Get-ManagementRoleEntryで作成した役割の中身を覗くと、「Security Group Creation and membership」と同等レベルのコマンド群が既に組み込まれていることが分かります。

RBAC

 

しかし、今回の要件はあくまで”設定変更”であるため、オブジェクトの削除や作成コマンドである「New-*」や「Remove-*」は必要ありません。これらをRemove-ManagementRoleEntryコマンドで削っていきます。

上記コマンド実行後、Edit ITbeginner Groupの中身を覗くと、不要なコマンド群が除かれていることが分かります。

RBAC

 

次に、「特定ドメインを持つグループ」に限定するめのスコープをNew-ManagementScopeで作成します。

このコマンドはオブジェクトが持つ属性をフィルタリングしてスコープを定義します。一番やりやすいのはメールアドレスのドメイン部分だと思うので、ここでは”PrimarySmtpAddress”属性のドメイン部分が”itbeginner.biz”のオブジェクトを指定します。

以上で、PowerShellでの作業は終了です。次に作成した役割とスコープを使って役割グループをGUIで作成し、ユーザーに権限を割り当てます。

Exchange Online管理コンソールの[permission]で、[+]をクリックして新規作成します。

RBACRBAC

 

[Write scope:]にカスタムスコープを選択、[Roles:]にカスタム役割を選択します。[Members:]にはアクセス権を付与するユーザーアカウントを指定します。付与するアカウントにExchangeライセンスを必要ありません。

RBAC

 

 

そのまま新規作成すればカスタムアクセス権の出来上がりです。お疲れさまでした。

カスタムアクセス権で操作してみる

PowerShellからScope対象に該当しないセキュリティグループにAdd-DistributionGroupMemberコマンドを実行すると、「現在の書き込みスコープ内にありません」とエラーが返されます。また、ManagementRoleに存在しないコマンドは実行すら出来ません。

RBAC

 

 

一点注意しておきたいのが、スコープで定義出来るのは”書き込み”に対するスコープであるため、Getに対してスコープは有効になりません。

つまり、Get-*コマンドはScope外のオブジェクトも表示されるので、Get-*をEntryから除外しても良いですがいまひとつですね。

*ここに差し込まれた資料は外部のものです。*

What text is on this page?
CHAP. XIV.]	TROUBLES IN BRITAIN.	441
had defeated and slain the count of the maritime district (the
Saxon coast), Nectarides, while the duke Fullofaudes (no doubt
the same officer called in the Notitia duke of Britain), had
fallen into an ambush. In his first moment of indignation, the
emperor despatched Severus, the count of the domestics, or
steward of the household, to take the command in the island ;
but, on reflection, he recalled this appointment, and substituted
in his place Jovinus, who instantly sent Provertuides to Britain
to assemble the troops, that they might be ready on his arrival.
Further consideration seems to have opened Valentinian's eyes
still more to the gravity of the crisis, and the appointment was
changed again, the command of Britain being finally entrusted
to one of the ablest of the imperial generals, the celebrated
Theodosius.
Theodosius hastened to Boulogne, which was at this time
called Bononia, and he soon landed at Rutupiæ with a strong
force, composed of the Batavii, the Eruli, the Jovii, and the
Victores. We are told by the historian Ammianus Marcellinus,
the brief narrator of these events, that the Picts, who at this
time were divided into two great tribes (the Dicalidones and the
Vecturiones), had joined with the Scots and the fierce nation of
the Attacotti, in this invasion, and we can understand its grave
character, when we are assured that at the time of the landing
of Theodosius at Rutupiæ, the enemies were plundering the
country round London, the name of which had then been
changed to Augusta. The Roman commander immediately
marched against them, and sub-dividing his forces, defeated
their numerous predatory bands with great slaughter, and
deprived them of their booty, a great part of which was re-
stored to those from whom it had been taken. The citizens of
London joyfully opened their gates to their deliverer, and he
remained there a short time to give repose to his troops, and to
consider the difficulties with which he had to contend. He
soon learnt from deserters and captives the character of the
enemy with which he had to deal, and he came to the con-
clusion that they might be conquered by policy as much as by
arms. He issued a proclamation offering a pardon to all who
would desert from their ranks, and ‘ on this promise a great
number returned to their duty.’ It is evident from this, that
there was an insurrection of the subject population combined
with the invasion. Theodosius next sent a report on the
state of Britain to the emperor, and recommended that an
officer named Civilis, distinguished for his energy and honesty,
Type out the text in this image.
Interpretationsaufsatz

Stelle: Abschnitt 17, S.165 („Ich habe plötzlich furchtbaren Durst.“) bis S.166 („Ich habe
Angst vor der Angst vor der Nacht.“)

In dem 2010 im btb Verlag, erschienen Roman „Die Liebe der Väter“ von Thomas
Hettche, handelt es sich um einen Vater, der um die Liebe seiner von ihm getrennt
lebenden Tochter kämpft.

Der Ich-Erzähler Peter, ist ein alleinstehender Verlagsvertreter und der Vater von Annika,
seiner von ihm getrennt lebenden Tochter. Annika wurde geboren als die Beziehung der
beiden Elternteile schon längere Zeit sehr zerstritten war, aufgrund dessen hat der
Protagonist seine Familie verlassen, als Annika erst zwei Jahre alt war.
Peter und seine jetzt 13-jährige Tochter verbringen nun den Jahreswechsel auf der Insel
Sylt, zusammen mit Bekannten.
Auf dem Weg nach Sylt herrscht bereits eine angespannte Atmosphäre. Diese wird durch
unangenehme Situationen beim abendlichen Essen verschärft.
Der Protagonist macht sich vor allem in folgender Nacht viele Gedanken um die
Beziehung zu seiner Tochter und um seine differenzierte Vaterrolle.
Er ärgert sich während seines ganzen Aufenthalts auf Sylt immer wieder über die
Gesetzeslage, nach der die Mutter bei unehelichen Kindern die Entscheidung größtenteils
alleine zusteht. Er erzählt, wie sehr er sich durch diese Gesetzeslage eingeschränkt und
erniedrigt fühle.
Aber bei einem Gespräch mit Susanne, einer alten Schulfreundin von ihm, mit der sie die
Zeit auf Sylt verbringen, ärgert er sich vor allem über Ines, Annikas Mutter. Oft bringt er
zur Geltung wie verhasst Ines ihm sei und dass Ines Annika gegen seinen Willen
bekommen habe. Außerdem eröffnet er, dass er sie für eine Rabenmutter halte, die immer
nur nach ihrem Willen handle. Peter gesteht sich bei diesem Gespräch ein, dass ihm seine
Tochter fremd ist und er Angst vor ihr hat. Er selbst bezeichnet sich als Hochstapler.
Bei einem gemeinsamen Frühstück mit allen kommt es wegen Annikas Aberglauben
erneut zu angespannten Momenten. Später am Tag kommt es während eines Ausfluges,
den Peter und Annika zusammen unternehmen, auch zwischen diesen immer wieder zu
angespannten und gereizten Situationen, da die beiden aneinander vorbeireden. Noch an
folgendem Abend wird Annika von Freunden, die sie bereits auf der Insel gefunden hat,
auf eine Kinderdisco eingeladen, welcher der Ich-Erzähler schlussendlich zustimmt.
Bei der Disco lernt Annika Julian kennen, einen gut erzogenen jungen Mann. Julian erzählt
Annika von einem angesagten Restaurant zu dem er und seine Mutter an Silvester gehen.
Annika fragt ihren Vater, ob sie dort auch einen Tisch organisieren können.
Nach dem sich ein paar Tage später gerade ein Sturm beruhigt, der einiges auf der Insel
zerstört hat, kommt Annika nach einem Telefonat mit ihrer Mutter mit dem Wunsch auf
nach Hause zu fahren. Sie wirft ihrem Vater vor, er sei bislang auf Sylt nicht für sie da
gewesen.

また、作成したEdit ITBeginner Groupには、Set-DistributionGroupコマンドのオプション類があまり揃っていないため、表示名などの各属性の変更は今のままでは出来ません。

RBAC

 

これは親である「Security Group Creation and Membership」がそもそもこのオプションしか実行できないため、別で「Distribution Groups」を親にManagementRoleを作成して、Edit ITBeginner Groupに追加する必要があります。

↑の話の補足で、Set-ManagementRoleEntryコマンドで各コマンドのオプションを追加/削除が可能ですが、親が持っていないオプションを追加することは出来ないので、上述の通り別のManagementRoleを作成しましょう。

おわりに

いかがでしたでしょうか?小難しいPowerShellコマンドが登場しますが、意外に需要のあるRBACのテクニックについてご紹介させていただきました。

コマンドだけで見ると中々理解しがたい機能ですが、それぞれの設定値の位置づけが整理出来ていれば、意外と簡単です。是非習得してみてください。